(节点)警告:检测到可能的EventEmitter内存泄漏

时间:2013-09-16 01:33:08

标签: javascript node.js memory-leaks web-scraping cheerio

我写了一个基于cheerio.js和request.js的小刮刀脚本来获取预订机构网站的联系信息(URL和电子邮件)。虽然它确实运行并返回我需要的所有信息,但是在运行它时连续5次收到以下警告:

(node) warning: possible EventEmitter memory leak detected. 11 listeners added. Use emitter.setMaxListeners() to increase limit.
Trace
    at Socket.EventEmitter.addListener (events.js:160:15)
    at Socket.Readable.on (_stream_readable.js:689:33)
    at Socket.EventEmitter.once (events.js:179:8)
    at Request.onResponse (/home/max/Desktop/scraping/node_modules/request/request.js:625:25)
    at ClientRequest.g (events.js:175:14)
    at ClientRequest.EventEmitter.emit (events.js:95:17)
    at HTTPParser.parserOnIncomingClient [as onIncoming] (http.js:1689:21)
    at HTTPParser.parserOnHeadersComplete [as onHeadersComplete] (http.js:120:23)
    at Socket.socketOnData [as ondata] (http.js:1584:20)
    at TCP.onread (net.js:525:27)

我的直觉告诉我,我可能会收到此警告,因为我在另一个请求中嵌套了请求。我不确定,但我知道的是,当调用位于getArtistInfo()函数的cheerio.js .each()循环中的嵌套请求时,警告会立即出现。 (看下面的代码,看看我的意思)

以下是我的刮刀的代码:

var request = require('request');
var cheerio = require('cheerio');

var url = 'http://www.primarytalent.com/';

var getManyArtistsInfo = function(url){
  request(url, (function(){
    return function(err, resp, body) {
      if(err)
        throw err;
      $ = cheerio.load(body);

      // TODO: scraping goes here
      $('#rosterlists div li a').each(function(){
          var urlCap = this[0]['attribs']['href'].slice(1);
          var artistURL = url.concat(urlCap);
          console.log(artistURL);

          getArtistInfo(artistURL);
      });
    }
  })());
}

var getArtistInfo = function(artistURL){
  request(artistURL, (function(){
    return function(err, resp, body) {
      if(err)
        throw err;
      $ = cheerio.load(body);

      console.log("NOW SCRAPING artist's PAGE")

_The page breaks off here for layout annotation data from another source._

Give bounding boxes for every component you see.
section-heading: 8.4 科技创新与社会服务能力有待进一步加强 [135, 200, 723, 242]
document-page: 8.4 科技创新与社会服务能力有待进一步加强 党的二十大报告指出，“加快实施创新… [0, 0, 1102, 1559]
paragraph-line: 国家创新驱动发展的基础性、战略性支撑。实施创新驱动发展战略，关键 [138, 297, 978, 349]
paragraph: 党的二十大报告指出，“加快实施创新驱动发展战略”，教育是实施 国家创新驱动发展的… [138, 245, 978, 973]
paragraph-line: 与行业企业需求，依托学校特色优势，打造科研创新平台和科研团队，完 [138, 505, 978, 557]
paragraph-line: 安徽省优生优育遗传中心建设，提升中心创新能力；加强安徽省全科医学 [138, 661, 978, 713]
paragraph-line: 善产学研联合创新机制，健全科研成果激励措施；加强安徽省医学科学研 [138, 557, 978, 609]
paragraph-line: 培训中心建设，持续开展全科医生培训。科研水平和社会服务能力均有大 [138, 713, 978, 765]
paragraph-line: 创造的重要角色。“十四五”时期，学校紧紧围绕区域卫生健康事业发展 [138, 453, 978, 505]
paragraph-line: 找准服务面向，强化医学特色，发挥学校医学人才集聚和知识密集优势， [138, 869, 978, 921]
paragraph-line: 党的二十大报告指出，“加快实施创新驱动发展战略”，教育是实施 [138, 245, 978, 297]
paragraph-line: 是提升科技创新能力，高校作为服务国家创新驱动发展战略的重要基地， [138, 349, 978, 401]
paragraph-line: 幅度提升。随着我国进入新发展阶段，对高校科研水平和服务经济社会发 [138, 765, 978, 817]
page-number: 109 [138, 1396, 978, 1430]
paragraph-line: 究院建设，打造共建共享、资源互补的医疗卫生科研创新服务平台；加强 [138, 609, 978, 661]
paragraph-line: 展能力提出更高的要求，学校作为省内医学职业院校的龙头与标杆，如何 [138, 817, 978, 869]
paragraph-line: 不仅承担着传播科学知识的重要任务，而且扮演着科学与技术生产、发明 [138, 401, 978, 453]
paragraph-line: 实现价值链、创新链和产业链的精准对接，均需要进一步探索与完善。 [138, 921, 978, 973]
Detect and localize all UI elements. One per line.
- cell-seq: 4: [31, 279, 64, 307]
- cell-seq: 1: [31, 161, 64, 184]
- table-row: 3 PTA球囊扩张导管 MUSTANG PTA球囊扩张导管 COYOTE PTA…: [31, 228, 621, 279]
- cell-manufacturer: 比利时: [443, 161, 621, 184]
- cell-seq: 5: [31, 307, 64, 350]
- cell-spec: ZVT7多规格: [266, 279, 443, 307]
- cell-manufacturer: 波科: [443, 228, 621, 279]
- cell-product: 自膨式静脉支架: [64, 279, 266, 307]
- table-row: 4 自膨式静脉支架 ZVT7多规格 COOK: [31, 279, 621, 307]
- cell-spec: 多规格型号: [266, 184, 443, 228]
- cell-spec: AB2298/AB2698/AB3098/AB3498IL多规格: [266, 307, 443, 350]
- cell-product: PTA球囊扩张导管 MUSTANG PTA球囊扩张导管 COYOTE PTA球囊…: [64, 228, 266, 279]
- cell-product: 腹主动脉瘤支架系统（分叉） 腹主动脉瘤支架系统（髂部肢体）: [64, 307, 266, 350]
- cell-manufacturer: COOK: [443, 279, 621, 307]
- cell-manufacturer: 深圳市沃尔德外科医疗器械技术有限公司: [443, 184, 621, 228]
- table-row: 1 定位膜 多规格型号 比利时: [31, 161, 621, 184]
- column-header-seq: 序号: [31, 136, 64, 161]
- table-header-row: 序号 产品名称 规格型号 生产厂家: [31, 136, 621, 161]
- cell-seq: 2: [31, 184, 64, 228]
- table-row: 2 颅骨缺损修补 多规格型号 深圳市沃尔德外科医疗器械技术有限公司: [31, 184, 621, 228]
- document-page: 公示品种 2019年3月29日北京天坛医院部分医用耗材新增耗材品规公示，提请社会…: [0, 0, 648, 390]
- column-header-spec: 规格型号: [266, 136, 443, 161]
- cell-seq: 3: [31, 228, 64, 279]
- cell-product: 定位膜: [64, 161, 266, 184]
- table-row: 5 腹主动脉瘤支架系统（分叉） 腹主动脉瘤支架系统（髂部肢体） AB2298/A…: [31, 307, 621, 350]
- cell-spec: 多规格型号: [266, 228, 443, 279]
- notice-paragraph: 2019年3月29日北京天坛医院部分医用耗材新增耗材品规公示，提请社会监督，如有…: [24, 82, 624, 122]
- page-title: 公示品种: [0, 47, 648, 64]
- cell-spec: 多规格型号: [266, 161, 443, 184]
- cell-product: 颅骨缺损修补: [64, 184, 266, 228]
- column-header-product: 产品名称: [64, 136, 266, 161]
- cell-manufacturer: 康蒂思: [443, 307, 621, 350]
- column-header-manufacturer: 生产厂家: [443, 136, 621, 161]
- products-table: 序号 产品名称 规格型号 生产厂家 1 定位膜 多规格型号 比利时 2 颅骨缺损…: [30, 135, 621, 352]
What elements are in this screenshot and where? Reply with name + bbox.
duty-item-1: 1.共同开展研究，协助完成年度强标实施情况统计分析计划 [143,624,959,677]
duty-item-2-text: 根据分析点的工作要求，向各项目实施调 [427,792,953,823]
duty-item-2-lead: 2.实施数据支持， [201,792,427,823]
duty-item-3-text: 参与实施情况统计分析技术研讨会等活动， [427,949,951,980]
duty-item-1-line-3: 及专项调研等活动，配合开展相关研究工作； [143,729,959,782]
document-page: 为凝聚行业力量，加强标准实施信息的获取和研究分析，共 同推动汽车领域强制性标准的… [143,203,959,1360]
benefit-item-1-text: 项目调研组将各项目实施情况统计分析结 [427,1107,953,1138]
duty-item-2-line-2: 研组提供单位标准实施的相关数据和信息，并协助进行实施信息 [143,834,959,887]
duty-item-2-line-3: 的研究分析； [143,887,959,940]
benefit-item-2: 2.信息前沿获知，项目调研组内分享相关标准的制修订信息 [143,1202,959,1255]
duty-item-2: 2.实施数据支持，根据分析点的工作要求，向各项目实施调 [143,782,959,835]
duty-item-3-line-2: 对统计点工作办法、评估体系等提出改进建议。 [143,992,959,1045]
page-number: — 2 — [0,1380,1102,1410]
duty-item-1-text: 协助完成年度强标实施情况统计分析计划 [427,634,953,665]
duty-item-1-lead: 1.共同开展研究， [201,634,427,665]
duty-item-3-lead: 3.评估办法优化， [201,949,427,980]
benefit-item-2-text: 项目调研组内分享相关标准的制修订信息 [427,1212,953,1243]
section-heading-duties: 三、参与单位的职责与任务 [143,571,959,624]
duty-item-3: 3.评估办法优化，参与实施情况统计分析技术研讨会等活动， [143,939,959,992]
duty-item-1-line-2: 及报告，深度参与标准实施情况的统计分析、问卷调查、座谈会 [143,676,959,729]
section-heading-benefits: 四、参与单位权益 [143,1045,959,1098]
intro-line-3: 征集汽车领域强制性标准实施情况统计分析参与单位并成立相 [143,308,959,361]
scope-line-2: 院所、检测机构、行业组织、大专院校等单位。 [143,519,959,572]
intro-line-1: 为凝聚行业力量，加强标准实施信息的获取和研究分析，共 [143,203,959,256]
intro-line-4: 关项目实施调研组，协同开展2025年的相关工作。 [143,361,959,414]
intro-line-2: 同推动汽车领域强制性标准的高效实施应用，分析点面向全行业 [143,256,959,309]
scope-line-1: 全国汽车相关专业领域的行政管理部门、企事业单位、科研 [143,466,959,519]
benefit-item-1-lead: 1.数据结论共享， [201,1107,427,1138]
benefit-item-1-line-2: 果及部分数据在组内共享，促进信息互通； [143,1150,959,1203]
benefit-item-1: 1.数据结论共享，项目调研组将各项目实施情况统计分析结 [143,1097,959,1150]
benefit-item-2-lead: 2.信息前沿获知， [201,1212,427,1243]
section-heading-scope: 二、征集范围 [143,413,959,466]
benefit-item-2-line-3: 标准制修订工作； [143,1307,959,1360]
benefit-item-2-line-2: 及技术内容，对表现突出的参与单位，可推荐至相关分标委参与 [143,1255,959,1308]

      var artistName = "";
      $('#content #col3-1 h1').each(function(){
        artistName = this.text();
        console.log(artistName);
      });
      $('#content #col3-1 #links li a').each(function(){
        var socialURL = this.attr('href');
        var siteURL = "";
        var facebookURL = "";
        var twitterURL = "";
        var soundcloudURL = "";
        var bandcampURL = "";
        var myspaceURL = "";

        switch(socialURL) {
          case socialURL.indexOf("facebook"):
            facebookURL = socialURL;
            console.log(facebookURL);
            break;
          case socialURL.indexOf("twitter"):
            twitterURL = socialURL;
            console.log(twitterURL);
            break;
          case socialURL.indexOf("soundcloud"):
            soundcloudURL = socialURL;
            console.log(soundcloudURL);
            break;
          case socialURL.indexOf("bandcamp"):
            bandcampURL = socialURL;
            console.log(bandcampURL);
            break;
          case socialURL.indexOf("myspace"):
            myspaceURL = socialURL;
            console.log(myspaceURL);
            break;
          default: 
            siteURL = socialURL;
            console.log(siteURL)
        }
      });

      // get agentURL
      $('#content #col3-1 .contacts li a').each(function(){
        var agentURL = url + this.attr('href').slice(1);
        console.log("Agent url is : " + agentURL);

        request(agentURL, artistName, (function(){
          return function(err, resp, body) {
            if(err)
              throw err;
            $ = cheerio.load(body);

            console.log("NOW SCRAPING AGENT'S PAGE")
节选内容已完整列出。